New students at Bothell


Rhiannon Ralbovsky shows off her Bothell pride. Art by Tara Duong.

If you have ever been the new kid at school you would be familiar with the uneasy feeling of trying to find somewhere to sit at lunch, getting lost trying to locate your English class, and the daunting task of making new friends. Now imagine being a new student in the 2020-2021 school year. The transition to online school for teachers and students has been rough to say the least. Six months into the school year and I am still trying to figure out how to navigate schoology. We are all so preoccupied with our own virtual classroom that many of us have forgotten about new students. 

I talked to two new students at Bothell, Rhiannon Ralbovsky (‘22) and Nathan Thomas (‘22), to hear about how their Bothell experience has been so far.  

Thomas moved from Woodinville to Bothell this year and started at the beginning of second semester in January and Ralbovsky moved from Kamiak High School in Mukilteo and started in September. Thomas tells me that he was supposed to go to Bothell for most of his life until he moved to Woodinville “I’ve always wanted to go to Bothell High School… I’m very happy and enjoying the fact that I go to Bothell High School now.” While Ralbovsky says that she didn’t even know that Bothell existed until this year, she does remember driving past the farm across the street when she was younger because her aunt lived nearby. Her first impression of Bothell was how much the campus resembled a college campus: “there’s benches that you can sit at and tables.” She also comments about how much bigger the gym is than her old school’s. As for the students and teachers, “they’re pretty much the same” Thomas tells me. Although Ralbovksy says that she struggled a lot with being bullied at her old school so she appreciates the different climate at Bothell. In addition, “a lot more people put their cameras on” in comparison to Kamiak, Ralbovsky says.

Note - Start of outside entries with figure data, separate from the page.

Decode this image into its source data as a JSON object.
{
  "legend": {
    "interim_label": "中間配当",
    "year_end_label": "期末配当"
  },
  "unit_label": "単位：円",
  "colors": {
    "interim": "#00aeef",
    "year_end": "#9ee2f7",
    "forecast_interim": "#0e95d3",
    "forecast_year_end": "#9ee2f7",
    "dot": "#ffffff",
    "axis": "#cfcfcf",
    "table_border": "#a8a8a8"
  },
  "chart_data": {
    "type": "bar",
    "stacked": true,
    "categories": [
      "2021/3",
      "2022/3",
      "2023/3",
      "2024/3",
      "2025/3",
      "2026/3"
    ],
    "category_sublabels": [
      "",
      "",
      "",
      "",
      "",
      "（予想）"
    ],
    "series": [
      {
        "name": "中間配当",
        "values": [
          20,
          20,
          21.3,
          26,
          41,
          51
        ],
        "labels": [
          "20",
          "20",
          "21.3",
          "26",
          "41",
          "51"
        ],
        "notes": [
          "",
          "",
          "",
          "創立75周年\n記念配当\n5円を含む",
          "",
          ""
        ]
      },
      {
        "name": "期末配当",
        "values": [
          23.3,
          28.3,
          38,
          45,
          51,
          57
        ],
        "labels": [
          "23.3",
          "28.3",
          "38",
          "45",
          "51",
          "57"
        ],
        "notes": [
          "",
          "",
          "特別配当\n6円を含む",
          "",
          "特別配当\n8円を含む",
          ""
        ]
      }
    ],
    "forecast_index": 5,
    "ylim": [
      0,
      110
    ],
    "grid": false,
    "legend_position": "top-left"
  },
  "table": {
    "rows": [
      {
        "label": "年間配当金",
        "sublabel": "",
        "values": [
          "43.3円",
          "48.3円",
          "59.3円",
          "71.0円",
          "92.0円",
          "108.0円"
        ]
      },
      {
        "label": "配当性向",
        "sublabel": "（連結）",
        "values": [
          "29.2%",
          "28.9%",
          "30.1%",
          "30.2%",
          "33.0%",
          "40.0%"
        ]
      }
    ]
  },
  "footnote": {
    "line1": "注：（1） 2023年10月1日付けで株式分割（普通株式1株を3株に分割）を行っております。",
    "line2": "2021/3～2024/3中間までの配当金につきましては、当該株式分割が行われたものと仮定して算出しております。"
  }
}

I asked them both if it was harder to be new in person or online. “It can go both ways. Being new in person is difficult because you have to deal with people but at the same token you can also meet new people. I definitely think online will probably be a little easier because you just have to go on the zoom meeting” says Thomas. Ralbovsky says, “since it’s online, it’s completely different. It’s not difficult per say, it’s just really weird.”

Thomas tells me that he has adjusted easily to his AP English Language class but AP Biology has been a little more of a challenge: “she moves a lot faster than the teacher I had so I’m just trying to get used to her speed.” Ralbovsky also adds that she finds it much more difficult to reach out to a teacher for extra help online rather than in-person because she hasn’t really met them.

“The social aspect of not being in-person with your classmates is also pretty difficult” Thomas brings up. Ralbovsky shares her struggles with meeting new people, “you can’t really introduce yourself, the only way you can do that is in a breakout room and there’s always more than two people.” She compares the online experience to in-person, “introducing yourself to one person takes a lot of guts but walking up to a group”, like a breakout room, “is entirely different.” Thomas tells me that he “[has] a lot of friends already at Bothell” as has lived in the NSD area for a while. He also plays football and plans to play for Bothell this year, “the culture that they have within the team has already made me feel very connected within the school so I’d say they’ve pretty much done everything to make me feel at home.” Go cougs! On the other side, Ralbovsky has not had similar luck. “Meeting new people is really difficult… I don’t know anybody at Bothell” she says. Being a very social person, she has struggled with feeling isolated and finding a place in the Bothell community, “I’m not in any clubs but the thing is I would probably be in a club if we were in person” she says.

“They’ve been very supportive of me throughout the transition… they’ve done the best that they could for what I’ve asked so I’m very appreciative of it” says Thomas regarding Bothell staff. Online school has been a huge challenge in itself for all students, especially new ones, so what else can Bothell do to make them feel more supported? Ralbovsky has an idea where Bothell ASB can organize a group of students who are open to being contacted through social media. If new students have questions about school work, want to meet new people, or just need someone to talk to, these students would be the ones to go to. This group could be like Link 2.0. As for everyone else, I would encourage all students to reach out to any new students in their classes through social media or email and introduce yourself!